Пьер Ламор закрыл окно (хотя в комнате было очень жарко), задвинул портьеру, нервно дергая ее, пока края не сошлись плотно, затем подошел к единственной двери большой, богато убранной, но грязноватой, запущенной комнаты, открыл ее, выглянул в коридор, снова запер дверь и вернулся к столу, на котором стояли остатки ужина. Талейран, не подходя к окну и не вставая, внимательно слушал, повернувшись назад в кресле, точно старался угадать по доносившимся звукам, что в саду происходило. Усталое лицо его было бледно; полуоткрытые глаза холодно блестели из-под опухших век. Когда Ламор закрыл окно, Талейран принял в кресле прежнее положение, налил в бокал на две трети рейнвейна (это вино вошло в моду после занятия рейнских провинций революционными войсками) и стал пить, как пьют знатоки: взглянул через бокал на свечу, затем привычным движением двух пальцев придал ножке бокала вращательное движение и, когда золотая поверхность сравнялась с краями тонкого стекла, вдохнул, раздувая ноздри, аромат испарявшихся летучих частей вина, затем с "cul-de-poule" отпил глоток и несколько секунд переливал холодную влагу во рту, пробуя разными участками языка и нёба, по-разному ощущающими вкус вина. Столетний иоганнисбергер из разграбленных погребов майнцского электора был превосходен. Бывший епископ, только недавно вернувшийся, после долгих лишений эмиграции, к прежней, привычной ему с детства, роскошной жизни, оценил вино по достоинству. Он поставил пустой бокал на стол, благодарно и почтительно поправил в ведерке бутылку, затем полуоткрытыми глазами уставился на Ламора, не говоря ни слова.
Ламор рассеянно обводил взглядом расписанный под Буше потолок комнаты, в которой они ужинали.

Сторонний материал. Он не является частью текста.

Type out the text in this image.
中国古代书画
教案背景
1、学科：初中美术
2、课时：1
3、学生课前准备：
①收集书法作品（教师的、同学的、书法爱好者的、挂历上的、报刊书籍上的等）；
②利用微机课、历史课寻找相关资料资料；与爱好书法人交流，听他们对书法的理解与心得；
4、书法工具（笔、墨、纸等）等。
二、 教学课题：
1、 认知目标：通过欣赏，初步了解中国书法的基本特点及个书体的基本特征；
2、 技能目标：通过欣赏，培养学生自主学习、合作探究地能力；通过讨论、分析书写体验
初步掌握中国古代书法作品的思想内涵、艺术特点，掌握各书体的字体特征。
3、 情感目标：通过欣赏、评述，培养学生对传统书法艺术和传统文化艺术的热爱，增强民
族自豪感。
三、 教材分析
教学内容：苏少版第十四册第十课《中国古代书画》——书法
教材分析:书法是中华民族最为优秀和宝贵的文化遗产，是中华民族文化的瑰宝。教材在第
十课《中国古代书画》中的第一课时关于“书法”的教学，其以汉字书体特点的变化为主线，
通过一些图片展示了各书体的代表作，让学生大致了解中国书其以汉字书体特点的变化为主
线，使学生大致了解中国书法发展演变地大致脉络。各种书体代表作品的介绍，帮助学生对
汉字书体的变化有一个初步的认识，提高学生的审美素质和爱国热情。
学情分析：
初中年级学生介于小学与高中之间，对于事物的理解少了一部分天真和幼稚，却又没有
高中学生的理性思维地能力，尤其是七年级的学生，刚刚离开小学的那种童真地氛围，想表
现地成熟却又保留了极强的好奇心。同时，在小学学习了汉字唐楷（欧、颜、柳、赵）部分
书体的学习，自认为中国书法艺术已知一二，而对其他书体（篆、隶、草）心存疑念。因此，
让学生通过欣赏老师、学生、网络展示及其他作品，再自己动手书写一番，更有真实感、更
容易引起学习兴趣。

- Я бывал когда-то в этом дворце у маркизы Помпадур, - сказал он наконец. - Вы не бывали у нее, Талейран?.. Нет, по вашему возрасту вы, конечно, и не могли бывать… Милая была женщина и чудесные устраивала приемы… Теперь у нас принято умиляться, - вот еще сегодня в клубе "Клиши" какой-то роялист орал: "Во дворце святой мученицы, принцессы Ламбаль, устроен публичный дом!" Подумаешь! Я, кстати, терпеть не мог принцессу Ламбаль… В ее наружности было что-то странное и отталкивающее, еще до того, как ее муж - славный был мальчик, помните? - заразил ее сифилисом… Или вот этот дворец!.. "Помилуйте, в Elysée-Bourbon притон!" Да где же, собственно, и быть публичному дому, если не в бывшем дворце маркизы Помпадур? Там ли еще бывают притоны! Вы заметили, Талейран, веселые дома всегда устраиваются в таких местах, где их существование - прямой вызов исторической морали? В Милане лучший собор Италии со всех сторон окружен притонами публичных женщин. А Сион!.. Вы не были в Иерусалиме, епископ? Сионский холм - восточная rue Fromenteau. Вокруг гробниц Давида и Соломона ютятся арабские дома терпимости, нет, даже не дома, а лачуги терпимости. Соломон-то, быть может, ничего не имел бы против этого, если б его предупредили три тысячи лет назад… Я не знаю более порнографической книги, чем "Песнь Песней". Подумать только, глубокомысленные комментаторы усмотрели в ней какую-то религиозную аллегорию, кажется, любовь церкви к Господу Богу или что-то в этом роде!.. Вот уж, можно сказать, были знатоки поэзии!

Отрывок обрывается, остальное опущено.